7H15: démarrage de l’opération de vote. La file est toujours disciplinée alors que je suis quelques peu médusé en pensant que si l’on parvenait un jour disposer d’ autant d’autobus de transport public que de bureaux de vote; les usagers ne feraient plus de bousculade adrénalinées pour rejoindre le boulot ou leur domicile ( trêve de rêve). Une électrice s’est trompée de choix. On lui file un autre bulletin de vote. Elle en a le droit ; une seule fois.
C’est le premier bulletin altéré ou périmé qui sera consigné – en toute discrétion - dans une enveloppe.
Quelques minutes plus tard un jeune aux yeux gonflés et visiblement surexcité se dirige vers l’isoloir vociférant un charivari franco-tunisois.
- Que se passe-t-il monsieur
- J’ai raté ma croix
- Qu’importe vous avez droit à un deuxième et dernier essai.
En lui tendant un second bulletin il s’acharne à dépecer le premier en hurlant:
«tous des nahdhaouis put….de mer...e». Ayant réussi à le calmer en demandant à un membre du bureau de bloquer la porte de sortie pour lui soutirer le bulletin déchiré. Il a maintenant le choix entre quitter la salle sans tapage ou avoir affaire aux agents de l’ordre. Il quitte la salle en rasant les murs devant l’étonnement des représentants des listes des candidats et des observateurs de la société civile.

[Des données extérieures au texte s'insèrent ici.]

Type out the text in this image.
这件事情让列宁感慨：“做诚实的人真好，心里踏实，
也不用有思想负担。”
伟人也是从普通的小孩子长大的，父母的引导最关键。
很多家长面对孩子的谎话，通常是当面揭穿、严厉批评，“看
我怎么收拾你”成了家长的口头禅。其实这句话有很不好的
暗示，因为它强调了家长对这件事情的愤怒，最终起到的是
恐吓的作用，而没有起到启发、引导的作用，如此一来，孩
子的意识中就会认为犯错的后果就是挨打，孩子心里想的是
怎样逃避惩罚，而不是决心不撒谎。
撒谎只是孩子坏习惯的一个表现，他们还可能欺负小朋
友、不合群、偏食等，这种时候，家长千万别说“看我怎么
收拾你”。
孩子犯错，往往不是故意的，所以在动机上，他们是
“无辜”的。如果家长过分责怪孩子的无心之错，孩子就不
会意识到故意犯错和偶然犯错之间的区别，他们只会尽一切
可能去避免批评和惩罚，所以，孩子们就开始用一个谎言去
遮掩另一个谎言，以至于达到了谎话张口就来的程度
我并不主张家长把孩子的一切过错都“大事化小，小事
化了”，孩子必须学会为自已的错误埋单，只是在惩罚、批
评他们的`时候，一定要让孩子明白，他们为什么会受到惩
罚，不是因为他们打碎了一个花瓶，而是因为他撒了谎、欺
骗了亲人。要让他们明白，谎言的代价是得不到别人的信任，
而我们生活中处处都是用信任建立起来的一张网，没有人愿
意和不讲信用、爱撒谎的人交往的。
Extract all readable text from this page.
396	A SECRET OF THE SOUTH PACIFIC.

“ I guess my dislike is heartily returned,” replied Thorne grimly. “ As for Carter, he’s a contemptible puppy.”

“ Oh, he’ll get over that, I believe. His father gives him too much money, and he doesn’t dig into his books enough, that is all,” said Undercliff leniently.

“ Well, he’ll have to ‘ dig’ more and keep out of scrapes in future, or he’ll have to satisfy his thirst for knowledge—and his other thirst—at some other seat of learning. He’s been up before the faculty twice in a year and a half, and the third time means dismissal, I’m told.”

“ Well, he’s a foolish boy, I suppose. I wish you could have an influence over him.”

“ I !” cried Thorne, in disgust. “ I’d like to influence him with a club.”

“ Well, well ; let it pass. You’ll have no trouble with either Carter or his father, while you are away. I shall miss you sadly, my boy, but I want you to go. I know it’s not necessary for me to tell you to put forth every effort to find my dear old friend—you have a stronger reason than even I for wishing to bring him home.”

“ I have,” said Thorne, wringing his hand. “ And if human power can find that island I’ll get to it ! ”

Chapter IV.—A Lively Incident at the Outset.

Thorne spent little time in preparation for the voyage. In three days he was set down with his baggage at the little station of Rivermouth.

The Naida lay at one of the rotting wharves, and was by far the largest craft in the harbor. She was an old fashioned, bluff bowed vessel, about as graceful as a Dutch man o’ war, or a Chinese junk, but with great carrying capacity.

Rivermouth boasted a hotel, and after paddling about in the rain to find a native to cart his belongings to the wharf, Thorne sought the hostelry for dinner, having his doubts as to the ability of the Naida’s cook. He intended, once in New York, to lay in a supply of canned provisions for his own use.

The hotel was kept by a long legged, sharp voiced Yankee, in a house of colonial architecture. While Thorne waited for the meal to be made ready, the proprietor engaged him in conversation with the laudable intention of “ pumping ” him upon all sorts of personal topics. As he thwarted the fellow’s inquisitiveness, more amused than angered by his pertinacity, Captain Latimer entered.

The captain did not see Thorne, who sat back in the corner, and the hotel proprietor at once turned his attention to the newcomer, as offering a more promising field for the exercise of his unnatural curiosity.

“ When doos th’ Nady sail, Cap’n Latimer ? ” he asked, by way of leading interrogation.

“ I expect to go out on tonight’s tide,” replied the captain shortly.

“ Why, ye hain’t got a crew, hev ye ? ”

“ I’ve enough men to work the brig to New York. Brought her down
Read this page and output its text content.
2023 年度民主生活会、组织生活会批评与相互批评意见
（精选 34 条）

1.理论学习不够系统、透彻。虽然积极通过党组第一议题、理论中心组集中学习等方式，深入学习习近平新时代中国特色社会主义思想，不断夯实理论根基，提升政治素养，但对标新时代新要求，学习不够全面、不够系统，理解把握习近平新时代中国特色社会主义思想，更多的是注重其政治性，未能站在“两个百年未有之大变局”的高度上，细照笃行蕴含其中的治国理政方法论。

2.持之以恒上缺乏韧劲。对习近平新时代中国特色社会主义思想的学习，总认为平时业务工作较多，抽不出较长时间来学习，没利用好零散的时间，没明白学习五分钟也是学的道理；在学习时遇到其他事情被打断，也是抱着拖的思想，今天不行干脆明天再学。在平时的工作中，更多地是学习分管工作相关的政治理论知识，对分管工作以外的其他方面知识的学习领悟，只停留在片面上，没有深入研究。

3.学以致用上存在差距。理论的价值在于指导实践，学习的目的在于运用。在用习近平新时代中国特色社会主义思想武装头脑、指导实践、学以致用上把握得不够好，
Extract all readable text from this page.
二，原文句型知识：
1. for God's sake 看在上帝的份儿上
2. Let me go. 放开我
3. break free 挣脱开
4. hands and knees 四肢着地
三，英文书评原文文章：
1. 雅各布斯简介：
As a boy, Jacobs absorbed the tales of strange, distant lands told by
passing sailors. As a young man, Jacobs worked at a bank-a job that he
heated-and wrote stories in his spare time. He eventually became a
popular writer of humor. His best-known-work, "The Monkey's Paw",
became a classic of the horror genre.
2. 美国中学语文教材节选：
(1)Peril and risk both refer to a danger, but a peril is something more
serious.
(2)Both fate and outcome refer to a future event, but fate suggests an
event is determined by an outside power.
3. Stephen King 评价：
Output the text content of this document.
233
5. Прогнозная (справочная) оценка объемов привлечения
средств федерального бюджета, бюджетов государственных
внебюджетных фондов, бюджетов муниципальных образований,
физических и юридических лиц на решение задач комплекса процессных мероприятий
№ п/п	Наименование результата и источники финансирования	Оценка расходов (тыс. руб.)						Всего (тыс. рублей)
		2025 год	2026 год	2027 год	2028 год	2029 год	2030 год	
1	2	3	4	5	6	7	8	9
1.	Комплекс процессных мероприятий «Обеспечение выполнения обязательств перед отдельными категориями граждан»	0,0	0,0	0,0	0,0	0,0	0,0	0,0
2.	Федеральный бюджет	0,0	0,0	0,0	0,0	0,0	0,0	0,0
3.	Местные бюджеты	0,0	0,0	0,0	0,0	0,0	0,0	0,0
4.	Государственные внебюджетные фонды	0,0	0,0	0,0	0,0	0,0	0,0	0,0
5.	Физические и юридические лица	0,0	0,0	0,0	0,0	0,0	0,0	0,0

Il n’y a pas doute que ce jeune «mercenaire» était soudoyé pour foutre la gabegie. Soudoyé par qui? La fête de la démocratie s’est poursuivie dans la sérénité. Aux intervalles creux je me suis arrangé pour que les trois autres membres de mon bureau puissent aller accomplir -à tour de rôle leur devoir électoral-Les enfants en bas âge accompagnant leurs parents ont eu droit à des selfies et un bout du doigt imprégné- face à l’encre indélébile. Ne sont-ils pas les éligibles et les électeurs de demain!
Un sommeil fragmenté
A 18H18-l’opération de vote a pris fin. Une longue nuit attend –par ailleurs la deuxième partie; à savoir l’opération de dépouillement .Elle sera fatigante sous l’œil attentif et du fair play des représentants des formations politiques-des ong locales (une mention spéciale à ATID-Mourakiboun-le pôle civil pour le développement –la Ltdh -jeunes sans frontières; la consœur de radio express fm .et des organisations internationales ( le national démocratic institute (ndi) et l’international institute for democracy and electoral assistance (idea). Excusez les autres omission involontaires.
Quelques minutes après 11 heures; l’opération manuelle de dépouillement arrive à terme. Sans interruption comme l’était l’opération de vote. Applaudissements.
A présent ; il faut remettre tous les documents sous scellés avant d’afficher à la porte du bureau une copie du procès verbal des résultats.
A minuit ; le calvaire n’est pas au bout de la peine .Avec l’aide du collègue H.chtourou; il faut adresser par sms via l’application ussd adoptée par l’isie les résultats de dépouillement des 59 listes en lice. Une séance de pianotage entrecoupée de quelques miaulements de félins insomniaques.
En regagnant le home vers 3 heures de la matinée du lundi 27 octobre; je plonge dans un sommeil fragmenté jusqu’à 3 heures de l’après midi .Au réveil la famille était curieuse de savoir comment avais-je tenu le coup. Réponse: d’abord des milliers de collègues étaient dans mon cas à travers le territoire national et à l’étranger. Ensuite la démocratie émergente en Tunisie mérite de tels sacrifies. Quant à la fatigue il faut la mettre sur le compte du jet lag auquel les journalistes sont peu ou prou habitués.